Nov 05 06:04:21 worker06.blabla rke2[3162564]: time="2025-11-05T06:04:21Z" level=error msg="Error writing ping" error="write tcp 91.107.197.193:10670->23.88.46.2:9345: i/o timeout"
Nov 05 06:04:21 worker06.blabla rke2[3162564]: time="2025-11-05T06:04:21Z" level=error msg="Error writing ping" error="write tcp 91.107.197.193:10670->23.88.46.2:9345: i/o timeout"

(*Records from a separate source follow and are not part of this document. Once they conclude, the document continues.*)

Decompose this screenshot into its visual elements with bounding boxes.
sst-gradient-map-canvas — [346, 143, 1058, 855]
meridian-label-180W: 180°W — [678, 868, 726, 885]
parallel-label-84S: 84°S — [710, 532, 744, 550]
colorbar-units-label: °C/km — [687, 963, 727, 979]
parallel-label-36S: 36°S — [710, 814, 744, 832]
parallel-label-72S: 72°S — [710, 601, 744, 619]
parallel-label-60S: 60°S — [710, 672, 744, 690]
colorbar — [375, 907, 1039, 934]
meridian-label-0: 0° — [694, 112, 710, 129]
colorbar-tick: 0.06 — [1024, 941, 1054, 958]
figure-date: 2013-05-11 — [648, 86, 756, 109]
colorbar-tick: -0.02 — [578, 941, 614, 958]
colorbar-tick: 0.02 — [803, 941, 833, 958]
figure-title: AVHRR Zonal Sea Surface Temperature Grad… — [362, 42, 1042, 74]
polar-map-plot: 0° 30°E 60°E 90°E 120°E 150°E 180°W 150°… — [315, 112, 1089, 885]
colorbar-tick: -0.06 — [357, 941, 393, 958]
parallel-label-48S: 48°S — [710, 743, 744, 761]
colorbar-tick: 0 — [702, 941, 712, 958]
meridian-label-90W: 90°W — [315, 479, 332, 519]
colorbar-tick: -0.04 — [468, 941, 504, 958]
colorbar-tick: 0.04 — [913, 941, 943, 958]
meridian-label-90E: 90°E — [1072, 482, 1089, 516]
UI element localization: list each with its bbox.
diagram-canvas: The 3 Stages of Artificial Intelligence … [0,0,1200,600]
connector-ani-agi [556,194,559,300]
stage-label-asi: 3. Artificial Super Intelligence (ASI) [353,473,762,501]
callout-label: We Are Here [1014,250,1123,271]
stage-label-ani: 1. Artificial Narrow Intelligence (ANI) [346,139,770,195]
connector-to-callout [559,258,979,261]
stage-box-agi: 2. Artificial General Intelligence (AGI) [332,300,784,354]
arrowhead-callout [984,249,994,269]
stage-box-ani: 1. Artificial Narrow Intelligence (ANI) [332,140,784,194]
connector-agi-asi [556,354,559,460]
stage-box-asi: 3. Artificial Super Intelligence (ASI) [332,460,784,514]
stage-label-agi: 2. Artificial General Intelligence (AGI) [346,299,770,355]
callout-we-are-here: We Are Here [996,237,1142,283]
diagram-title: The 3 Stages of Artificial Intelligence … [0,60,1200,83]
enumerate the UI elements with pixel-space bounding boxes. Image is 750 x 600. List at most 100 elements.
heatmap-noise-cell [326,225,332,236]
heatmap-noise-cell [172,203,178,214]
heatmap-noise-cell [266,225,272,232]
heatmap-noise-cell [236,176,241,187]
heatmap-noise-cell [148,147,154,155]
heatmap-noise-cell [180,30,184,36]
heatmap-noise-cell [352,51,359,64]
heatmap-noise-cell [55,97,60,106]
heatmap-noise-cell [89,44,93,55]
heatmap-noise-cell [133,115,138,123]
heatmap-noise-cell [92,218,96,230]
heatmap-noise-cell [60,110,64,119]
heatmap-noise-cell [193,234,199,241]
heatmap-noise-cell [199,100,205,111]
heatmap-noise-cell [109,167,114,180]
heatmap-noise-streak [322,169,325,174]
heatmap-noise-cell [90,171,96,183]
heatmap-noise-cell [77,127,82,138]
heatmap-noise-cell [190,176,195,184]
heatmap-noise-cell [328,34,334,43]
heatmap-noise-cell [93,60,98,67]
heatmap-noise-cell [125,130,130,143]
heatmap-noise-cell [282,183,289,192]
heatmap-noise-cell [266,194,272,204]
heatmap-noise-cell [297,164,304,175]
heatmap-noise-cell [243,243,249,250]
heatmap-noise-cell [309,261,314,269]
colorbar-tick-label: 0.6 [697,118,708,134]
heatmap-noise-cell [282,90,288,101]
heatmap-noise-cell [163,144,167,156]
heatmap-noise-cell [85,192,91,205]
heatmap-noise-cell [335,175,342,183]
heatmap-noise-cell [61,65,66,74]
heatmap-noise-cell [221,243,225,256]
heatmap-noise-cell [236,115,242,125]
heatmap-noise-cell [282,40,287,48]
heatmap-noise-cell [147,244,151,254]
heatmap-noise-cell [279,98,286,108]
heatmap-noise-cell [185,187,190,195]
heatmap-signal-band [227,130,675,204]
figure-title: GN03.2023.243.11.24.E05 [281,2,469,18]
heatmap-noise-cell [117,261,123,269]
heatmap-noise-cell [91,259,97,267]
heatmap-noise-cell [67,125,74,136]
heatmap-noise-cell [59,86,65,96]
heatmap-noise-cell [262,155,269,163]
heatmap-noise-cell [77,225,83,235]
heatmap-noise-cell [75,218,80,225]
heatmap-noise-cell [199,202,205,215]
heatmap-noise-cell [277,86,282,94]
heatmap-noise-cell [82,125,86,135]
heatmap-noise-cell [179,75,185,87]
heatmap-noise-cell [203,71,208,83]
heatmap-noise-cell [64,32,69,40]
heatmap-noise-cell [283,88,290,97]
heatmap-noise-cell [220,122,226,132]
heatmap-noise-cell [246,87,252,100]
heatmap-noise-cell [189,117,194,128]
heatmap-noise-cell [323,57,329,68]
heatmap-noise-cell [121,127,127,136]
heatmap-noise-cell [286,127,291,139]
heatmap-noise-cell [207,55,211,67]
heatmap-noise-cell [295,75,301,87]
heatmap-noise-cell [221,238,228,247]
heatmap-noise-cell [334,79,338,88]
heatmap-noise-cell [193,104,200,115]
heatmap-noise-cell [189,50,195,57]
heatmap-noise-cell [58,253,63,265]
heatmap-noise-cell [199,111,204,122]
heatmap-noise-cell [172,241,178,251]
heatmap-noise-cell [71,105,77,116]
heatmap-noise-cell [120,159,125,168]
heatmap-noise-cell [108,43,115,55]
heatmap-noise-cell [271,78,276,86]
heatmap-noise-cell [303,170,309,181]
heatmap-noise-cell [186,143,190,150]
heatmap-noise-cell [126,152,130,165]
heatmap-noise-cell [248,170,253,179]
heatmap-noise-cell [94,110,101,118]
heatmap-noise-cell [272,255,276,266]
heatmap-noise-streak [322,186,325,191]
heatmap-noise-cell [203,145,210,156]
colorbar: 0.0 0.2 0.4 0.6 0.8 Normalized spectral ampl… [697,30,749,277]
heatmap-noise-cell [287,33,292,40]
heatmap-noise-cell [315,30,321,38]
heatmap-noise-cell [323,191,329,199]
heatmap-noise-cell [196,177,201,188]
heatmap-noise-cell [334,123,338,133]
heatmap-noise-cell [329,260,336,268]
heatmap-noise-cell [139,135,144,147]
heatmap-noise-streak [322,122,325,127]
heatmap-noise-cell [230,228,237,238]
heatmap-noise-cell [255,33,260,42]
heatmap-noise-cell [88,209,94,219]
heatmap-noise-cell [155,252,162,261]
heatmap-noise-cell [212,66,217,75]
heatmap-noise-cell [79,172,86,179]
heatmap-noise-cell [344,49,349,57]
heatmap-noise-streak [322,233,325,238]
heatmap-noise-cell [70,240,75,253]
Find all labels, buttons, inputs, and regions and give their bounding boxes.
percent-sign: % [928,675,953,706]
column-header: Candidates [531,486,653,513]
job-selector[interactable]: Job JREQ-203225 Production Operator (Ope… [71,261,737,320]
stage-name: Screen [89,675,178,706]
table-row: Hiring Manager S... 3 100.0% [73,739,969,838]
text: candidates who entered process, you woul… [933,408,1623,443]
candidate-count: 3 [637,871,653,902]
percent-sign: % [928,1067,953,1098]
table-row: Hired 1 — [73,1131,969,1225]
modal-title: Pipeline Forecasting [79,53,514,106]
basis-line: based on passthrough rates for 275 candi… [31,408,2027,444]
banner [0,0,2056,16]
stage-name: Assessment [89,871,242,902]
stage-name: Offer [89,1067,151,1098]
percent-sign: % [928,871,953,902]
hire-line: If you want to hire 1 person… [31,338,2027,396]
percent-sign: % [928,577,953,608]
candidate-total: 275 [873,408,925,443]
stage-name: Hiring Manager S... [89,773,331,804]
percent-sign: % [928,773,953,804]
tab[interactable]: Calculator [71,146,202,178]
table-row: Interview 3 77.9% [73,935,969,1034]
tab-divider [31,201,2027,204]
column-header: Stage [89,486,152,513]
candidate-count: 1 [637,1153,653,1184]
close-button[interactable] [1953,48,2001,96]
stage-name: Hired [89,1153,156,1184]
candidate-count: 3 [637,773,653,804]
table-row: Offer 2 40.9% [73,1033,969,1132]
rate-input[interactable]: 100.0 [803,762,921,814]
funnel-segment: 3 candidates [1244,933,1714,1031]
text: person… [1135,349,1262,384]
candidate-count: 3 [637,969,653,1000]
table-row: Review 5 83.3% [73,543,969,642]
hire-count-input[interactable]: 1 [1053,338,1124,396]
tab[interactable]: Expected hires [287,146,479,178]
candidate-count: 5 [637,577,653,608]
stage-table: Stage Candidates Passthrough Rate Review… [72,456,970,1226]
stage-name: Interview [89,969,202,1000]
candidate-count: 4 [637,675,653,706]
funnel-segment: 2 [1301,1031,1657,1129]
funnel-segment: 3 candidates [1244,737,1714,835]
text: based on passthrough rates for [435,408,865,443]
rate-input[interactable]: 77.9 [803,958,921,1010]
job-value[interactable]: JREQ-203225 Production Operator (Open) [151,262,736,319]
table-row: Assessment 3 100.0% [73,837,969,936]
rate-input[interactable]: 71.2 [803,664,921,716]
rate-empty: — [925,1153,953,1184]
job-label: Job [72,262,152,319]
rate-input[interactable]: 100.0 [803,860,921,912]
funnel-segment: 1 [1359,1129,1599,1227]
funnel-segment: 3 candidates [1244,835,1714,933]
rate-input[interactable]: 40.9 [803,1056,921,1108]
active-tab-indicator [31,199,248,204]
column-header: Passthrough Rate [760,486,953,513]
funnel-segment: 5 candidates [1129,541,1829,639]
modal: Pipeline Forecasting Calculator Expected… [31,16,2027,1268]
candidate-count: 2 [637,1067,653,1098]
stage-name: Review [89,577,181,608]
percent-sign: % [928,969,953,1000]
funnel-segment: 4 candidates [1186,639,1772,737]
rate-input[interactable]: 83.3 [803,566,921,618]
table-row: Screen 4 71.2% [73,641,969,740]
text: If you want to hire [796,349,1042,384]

managed to replicate issue on v1.34.1
c
Ok... so what is going on in your environment when this occurs? I/O error is coming from low-level go network stack. Question would be, what is causing it, and why isn't the websocket client recovering from it. If we can reproduce in a dev environment then we can figure out what library needs to be fixed.
n
is the websocket connected all the time? there might be short time for keepalive connections (if redeploy helps for some time, it may be the case)
f
Currently, I have an idea that OOM, that happens on the worker (on of the containers) causes this connection loss
Will try to reproduce this
n
you shoud see oom in
dmesg
output
f
yeah, I see that
that's why this idea came up
but I want emphasise that this OOM does not happen on rke2-agent service but different container
c
Do you have swap enabled? What is the CPU utilization on this node when this occurs? Is this a VM that might be getting throttled or paused under memory pressure?
f
workers run on baremetal, CPU utlization during OOM is around 50%
swap is disabled
c
I believe there may be a fix available for this
 the engineer that is working on the similar Rancher issue hasn’t been able to verify the fix yet as the affected user hasn’t been able to validate, but it looks good to me. I will try to get the version bump into this cycle. https://github.com/k3s-io/k3s/issues/13149
f
great, thats nice to hear
a
If the fix is this commit in remotedialer, shouldn't it then be fixed in rke2 v1.34.1+rke2r1 by this commit which updated the dependency version? The deadlock does describe exactly what I notice on my end (running 1.32.4). However Luke said above he replicated the issue on version v1.34.1.
f
Yeah, on version v1.34.1 I did get the following error. But I still cannot replicate it, my first idea is that some other OOM cause this but I have forced an OOM on an application running on the worker but it didn't lose the connection
a
I'm managed to replicate the issue with my client with a high amount of pods which stress CPU/Network/Memory to the limits. But updating to 1.34 is not so easy for us and is only planned for Q1 of 2026.
f
No test environment?
a
Test clusters enough, but replicating the issue is a pita.
f
what CNI are you using?
a
I use callico in Host-gw mode. I think this is one of the simplest networks setups you can use.
c
We don’t have any branches that include the locking fix. The bump we’re making is: https://github.com/rancher/remotedialer/compare/e6b68fd83a6b...f160aa32568d
a
Oh, I see now. The GO pseudo-version is of the commit just before the fix, so it's indeed not included yet. I see you created issues to have this backported, thanks for this.